Daniel Ek cited big numbers. Photo: Steve Sands/Getty Images

Irked by pop star Taylor Swift's much-hyped departure from Spotify, the music platform's CEO Daniel Ek took to a blog today to claim that his tech player has doled out some $2 billion to artists since 2008. Also, Ek wrote that his Stockholm, Sweden-based company has paid musicians $1 billion in the last year.

As his privately held firm has previously stated that it pays artists around 70 percent of its revenues, with the application of a little back-of-the-napkin math that means Spotify's sales were nearly $1.43 billion in the last year.

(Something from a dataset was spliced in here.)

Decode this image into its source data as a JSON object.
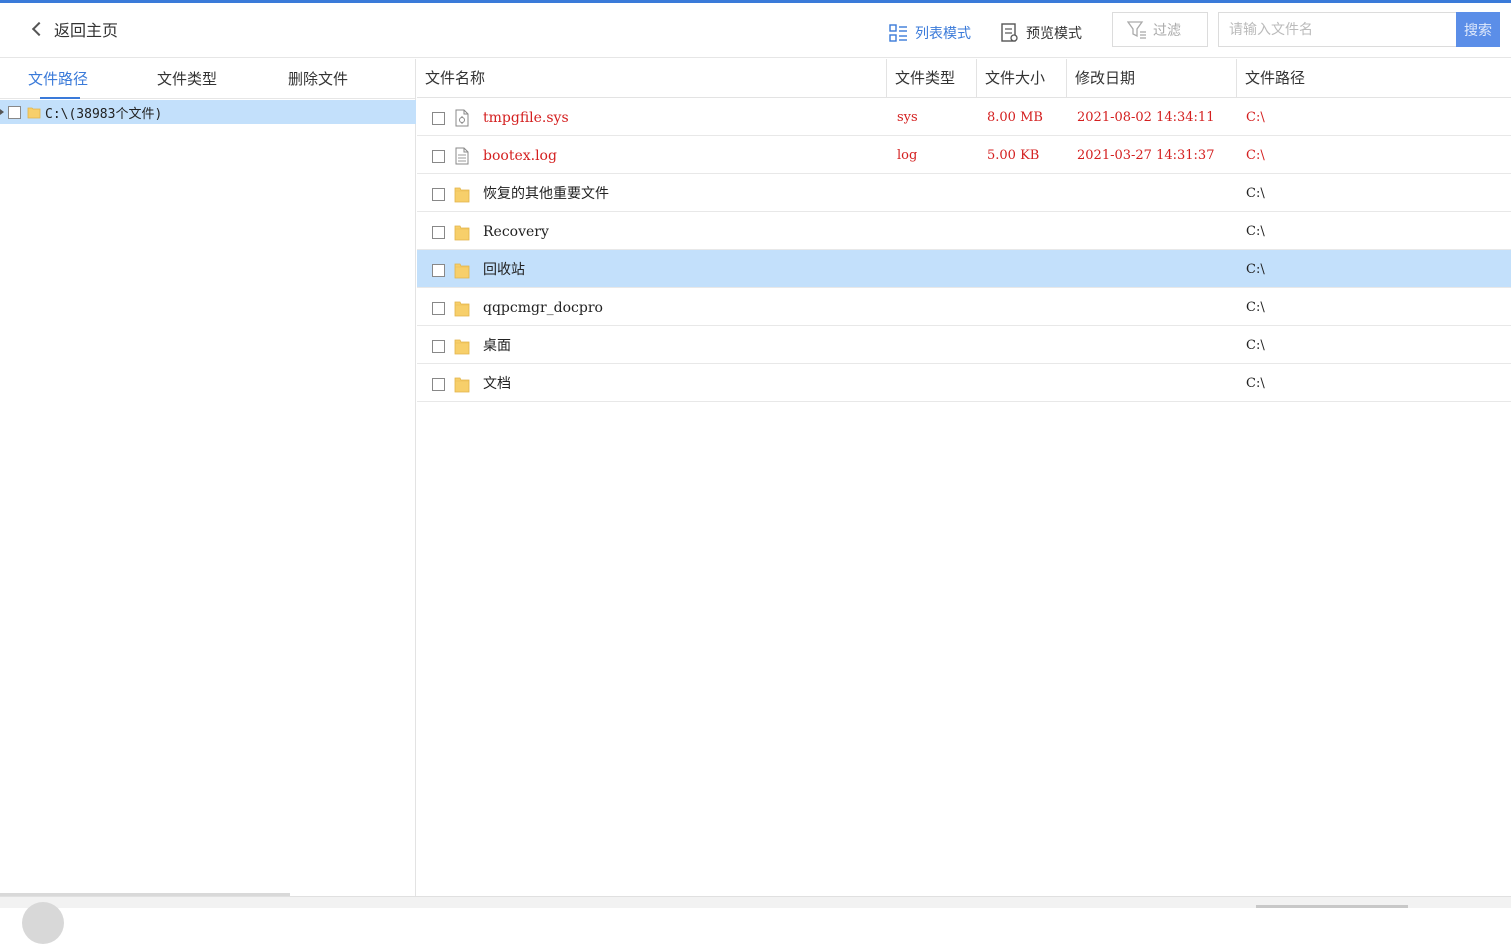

According to the International Federation of the Phonographic Industry, the global music marketplace generated $15 billion in business last year, down from $16.5 billion in 2013. So unless the last 12 months have shown unusual growth in the music business, Ek's remarks suggest that Spotify has been responsible for roughly $1 for every $15 (or 6.6 percent) in the last year.

And the IFPI has said that streaming music services were 39 percent of the industry last year, or $5.9 billion. Therefore, if Ek's statements are accurate, his company has a 17 percent share of the digital streaming marketplace. The other dozen or so music streamers might have something to say about that.

At any rate, Taylor Swift's sales don't appear to be suffering after quitting Spotify. Far from it.

Even though Ek writes that Swift was on pace to pull in $6 million this year before she yanked her catalog from his platform, her new album 1989 sold 1.2 million copies in its first week, per Nielsen SoundScan, which equates to roughly $12 million in seven days.